Hospitals in non-Medicaid expansion states less hampered by charity care

Hospitals that treat a large number of poor and uninsured patients were extremely invested in the Medicaid expansion available to states under the Patient Protection and Affordable Care Act (ACA) (P.L. 111-148). If a state did not choose to expand, less Medicare and Medicaid funding would go to hospitals, which would still have to provide charity care. Many hospitals anticipated extremely tough financial situations, but the fears were largely unfounded. An examination of several hospitals in Florida, Texas, Georgia, Tennessee, South Carolina, Virginia and Kansas revealed that many of these “safety-net” hospitals fared better last year than in 2013.

Wait, what? Why?

Hospitals agreed that the single biggest reason for the better financial numbers was an improving economy, which led to several improved factors. The number of patients that could not pay their bills was drastically reduced. The bolstered economy resulted in increased local property and sales tax revenues that were meant for publicly funded local hospitals.
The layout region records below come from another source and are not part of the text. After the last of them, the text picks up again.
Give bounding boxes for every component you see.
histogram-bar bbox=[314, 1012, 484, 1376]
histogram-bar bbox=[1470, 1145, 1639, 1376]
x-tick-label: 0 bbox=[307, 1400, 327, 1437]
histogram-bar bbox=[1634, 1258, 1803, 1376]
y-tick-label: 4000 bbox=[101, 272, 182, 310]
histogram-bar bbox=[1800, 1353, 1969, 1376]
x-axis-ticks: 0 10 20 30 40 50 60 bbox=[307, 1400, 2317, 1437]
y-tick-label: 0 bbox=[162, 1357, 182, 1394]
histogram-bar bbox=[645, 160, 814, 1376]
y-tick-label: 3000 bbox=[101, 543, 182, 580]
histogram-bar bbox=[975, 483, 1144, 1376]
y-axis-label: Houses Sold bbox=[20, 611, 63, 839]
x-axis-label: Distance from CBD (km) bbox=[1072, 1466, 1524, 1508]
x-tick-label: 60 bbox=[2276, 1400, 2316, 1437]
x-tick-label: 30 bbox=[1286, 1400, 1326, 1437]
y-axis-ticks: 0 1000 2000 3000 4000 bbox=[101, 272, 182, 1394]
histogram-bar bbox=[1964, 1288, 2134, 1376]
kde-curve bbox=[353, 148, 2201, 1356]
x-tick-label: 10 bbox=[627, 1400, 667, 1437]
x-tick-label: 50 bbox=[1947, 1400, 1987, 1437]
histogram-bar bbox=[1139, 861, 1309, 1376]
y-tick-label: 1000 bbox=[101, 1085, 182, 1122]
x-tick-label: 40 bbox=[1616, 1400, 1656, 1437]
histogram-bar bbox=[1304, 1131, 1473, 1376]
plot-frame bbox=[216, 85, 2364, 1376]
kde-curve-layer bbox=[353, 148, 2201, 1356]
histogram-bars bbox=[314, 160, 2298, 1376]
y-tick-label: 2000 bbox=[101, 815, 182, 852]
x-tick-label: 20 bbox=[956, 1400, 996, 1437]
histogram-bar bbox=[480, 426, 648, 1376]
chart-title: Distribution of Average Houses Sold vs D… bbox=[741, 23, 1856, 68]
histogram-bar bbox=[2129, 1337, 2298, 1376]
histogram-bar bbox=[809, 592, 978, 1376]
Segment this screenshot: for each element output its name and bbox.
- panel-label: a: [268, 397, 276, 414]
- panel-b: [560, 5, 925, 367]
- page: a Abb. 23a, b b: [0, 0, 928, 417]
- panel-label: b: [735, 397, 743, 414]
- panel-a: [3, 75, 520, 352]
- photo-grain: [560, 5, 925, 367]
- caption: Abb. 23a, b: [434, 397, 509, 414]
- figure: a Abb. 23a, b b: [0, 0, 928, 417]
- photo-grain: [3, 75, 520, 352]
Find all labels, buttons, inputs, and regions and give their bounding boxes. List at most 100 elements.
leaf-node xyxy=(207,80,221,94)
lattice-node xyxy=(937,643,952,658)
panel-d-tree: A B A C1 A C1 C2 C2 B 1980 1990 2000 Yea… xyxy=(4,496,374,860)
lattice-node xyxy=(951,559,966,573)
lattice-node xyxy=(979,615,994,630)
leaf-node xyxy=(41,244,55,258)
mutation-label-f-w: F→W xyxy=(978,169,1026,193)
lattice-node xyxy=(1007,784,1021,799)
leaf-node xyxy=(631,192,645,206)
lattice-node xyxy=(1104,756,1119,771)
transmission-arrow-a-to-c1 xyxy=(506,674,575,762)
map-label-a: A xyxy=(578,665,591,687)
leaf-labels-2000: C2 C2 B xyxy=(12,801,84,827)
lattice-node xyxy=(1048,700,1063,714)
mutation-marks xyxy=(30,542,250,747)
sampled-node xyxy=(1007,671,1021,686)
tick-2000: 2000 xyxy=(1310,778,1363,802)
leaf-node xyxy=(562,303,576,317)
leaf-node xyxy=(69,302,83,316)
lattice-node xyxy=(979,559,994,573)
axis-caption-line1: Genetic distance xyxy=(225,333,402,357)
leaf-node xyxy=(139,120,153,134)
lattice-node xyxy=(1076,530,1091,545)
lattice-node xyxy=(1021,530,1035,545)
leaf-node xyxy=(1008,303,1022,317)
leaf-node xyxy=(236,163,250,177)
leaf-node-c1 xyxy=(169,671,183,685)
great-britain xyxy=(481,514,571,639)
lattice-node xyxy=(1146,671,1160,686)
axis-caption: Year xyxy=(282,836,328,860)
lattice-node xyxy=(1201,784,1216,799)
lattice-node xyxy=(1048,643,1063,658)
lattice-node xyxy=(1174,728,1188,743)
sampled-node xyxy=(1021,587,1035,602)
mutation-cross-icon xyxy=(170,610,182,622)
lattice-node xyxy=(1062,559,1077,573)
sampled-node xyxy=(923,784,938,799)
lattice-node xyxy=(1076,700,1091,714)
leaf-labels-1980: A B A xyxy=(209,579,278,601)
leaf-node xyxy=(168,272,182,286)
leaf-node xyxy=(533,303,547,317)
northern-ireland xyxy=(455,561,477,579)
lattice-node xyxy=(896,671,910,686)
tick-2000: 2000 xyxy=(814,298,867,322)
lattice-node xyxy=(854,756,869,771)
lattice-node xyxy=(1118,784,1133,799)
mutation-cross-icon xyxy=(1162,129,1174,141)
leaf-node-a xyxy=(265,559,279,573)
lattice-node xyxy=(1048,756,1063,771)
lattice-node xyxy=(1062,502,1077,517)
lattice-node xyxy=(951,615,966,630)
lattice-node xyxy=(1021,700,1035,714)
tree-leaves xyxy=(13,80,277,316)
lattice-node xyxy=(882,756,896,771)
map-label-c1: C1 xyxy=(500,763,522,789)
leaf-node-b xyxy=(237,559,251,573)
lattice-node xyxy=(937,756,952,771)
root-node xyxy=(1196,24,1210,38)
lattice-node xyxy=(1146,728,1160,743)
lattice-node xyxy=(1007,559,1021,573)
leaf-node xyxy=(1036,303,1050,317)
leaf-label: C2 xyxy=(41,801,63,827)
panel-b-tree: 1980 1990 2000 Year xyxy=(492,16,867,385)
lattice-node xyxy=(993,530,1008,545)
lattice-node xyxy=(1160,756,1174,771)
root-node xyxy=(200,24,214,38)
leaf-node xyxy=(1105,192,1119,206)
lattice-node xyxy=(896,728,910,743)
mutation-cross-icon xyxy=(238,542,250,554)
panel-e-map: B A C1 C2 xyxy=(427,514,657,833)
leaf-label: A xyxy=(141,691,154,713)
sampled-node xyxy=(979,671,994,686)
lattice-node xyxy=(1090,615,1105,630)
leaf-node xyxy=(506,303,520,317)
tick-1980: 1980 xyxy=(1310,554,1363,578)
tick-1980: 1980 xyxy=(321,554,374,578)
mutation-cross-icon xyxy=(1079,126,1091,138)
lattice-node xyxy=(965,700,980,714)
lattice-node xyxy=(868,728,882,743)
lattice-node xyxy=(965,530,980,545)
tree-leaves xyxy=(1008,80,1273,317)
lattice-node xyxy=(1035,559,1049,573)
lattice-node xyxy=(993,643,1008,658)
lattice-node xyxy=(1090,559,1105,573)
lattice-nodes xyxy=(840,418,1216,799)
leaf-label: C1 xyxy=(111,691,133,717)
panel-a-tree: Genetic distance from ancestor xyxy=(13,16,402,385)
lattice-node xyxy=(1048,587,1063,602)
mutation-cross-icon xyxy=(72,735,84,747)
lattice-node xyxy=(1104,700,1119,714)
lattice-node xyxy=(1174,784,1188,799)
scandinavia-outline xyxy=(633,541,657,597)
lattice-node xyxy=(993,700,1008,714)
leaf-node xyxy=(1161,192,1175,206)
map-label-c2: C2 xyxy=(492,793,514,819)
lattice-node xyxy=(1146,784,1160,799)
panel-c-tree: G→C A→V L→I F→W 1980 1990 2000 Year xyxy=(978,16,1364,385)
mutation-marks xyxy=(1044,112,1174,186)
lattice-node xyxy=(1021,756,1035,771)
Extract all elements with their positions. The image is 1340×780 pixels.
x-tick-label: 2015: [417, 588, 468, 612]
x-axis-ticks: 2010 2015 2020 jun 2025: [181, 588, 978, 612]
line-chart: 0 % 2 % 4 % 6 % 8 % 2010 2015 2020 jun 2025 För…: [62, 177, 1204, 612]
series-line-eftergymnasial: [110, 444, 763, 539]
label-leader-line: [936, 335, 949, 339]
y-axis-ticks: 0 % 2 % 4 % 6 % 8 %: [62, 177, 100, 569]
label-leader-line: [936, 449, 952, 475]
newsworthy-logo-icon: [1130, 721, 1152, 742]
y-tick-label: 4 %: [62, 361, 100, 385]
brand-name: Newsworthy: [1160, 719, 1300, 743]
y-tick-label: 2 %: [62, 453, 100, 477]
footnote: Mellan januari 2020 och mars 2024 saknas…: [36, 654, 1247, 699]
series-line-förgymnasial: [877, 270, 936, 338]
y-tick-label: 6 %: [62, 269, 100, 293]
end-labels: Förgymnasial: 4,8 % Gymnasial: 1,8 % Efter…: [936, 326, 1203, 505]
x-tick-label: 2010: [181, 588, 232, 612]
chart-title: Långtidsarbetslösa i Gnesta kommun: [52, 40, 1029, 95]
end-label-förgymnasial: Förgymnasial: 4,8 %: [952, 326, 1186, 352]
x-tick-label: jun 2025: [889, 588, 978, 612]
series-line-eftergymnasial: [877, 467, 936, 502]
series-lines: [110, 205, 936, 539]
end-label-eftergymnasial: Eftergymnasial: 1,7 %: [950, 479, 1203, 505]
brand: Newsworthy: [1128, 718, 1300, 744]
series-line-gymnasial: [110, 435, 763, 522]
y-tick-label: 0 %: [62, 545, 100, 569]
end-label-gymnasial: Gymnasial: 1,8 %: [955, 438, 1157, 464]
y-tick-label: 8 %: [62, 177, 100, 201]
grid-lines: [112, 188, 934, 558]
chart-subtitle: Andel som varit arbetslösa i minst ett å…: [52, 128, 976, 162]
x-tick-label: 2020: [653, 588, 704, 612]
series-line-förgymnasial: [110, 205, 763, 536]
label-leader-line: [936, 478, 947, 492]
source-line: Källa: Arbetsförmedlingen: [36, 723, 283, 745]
An overall drop in charity care also came from more affordable insurance plans. Some hospital systems, like Florida-based Broward Health, reported that charity care dropped 30 percent. This drop resulted in an increased number of previously-uninsured patients obtaining health care coverage through Health Insurance Exchanges.

Don’t get too excited

Not all hospitals did so well. Harris Health System, located in Houston, Texas, is responding to a $14 million budget shortfall by laying off 108 workers. Almost two-thirds of patients receiving treatments from Harris are uninsured, and only three percent of its patients have private insurance. This is a much higher amount than most safety-net hospitals are facing, blamed on Texas’s decision not to expand Medicaid.

Medicaid cuts are on the horizon next year. When the ACA was drafted, a nationwide expansion of Medicaid was required. In anticipation of the following drastic decline in uninsured Americans, the law also called for major cuts to special funding to disproportionate share hospitals (those seeing the largest share of the poor). The Supreme Court issued a ruling that made expansion optional, putting a dent in the plan—but the funding cuts are still scheduled to take place.

Safety-net, not so safe

These types of hospitals face several types of struggles. The amount of income they see from the large proportion of Medicaid-enrolled patients is less than if these patients were covered by private insurance or even Medicare. The hospitals then have less money to train doctors and provide high-cost services (that often lose money for the hospitals) such as trauma and burn care. Like any business, hospitals have to buy new equipment, plan for expansion, and pay for labor—all of this with an average profit margin of three percent for nonprofit hospitals.

Bye-bye, subsidies!

States are already responding to the drop in charity care. Following a reported decline of 43 percent in the amount of charity care given by hospitals in New Jersey last year, Governor Christie proposed a cut in charity care reimbursements by 23 percent. The charity care decline is attributed to an additional 390,000 residents covered under the NJ FamilyCare program following Medicaid expansion. Suzanne Ianni, president and CEO of the Hospital Alliance of New Jersey, stated that hospitals are only paid 70 cents of every dollar’s worth of care provided to Medicaid recipients. She also points out that the problem is more complex than it first appears, because covering Medicaid enrollees can be more expensive for hospitals than providing charity care for the uninsured, because those with Medicaid benefits seek more health care services than those without any coverage at all. The proposed cuts come in anticipation of the decrease in federal matching for charity care, which starts in 2017.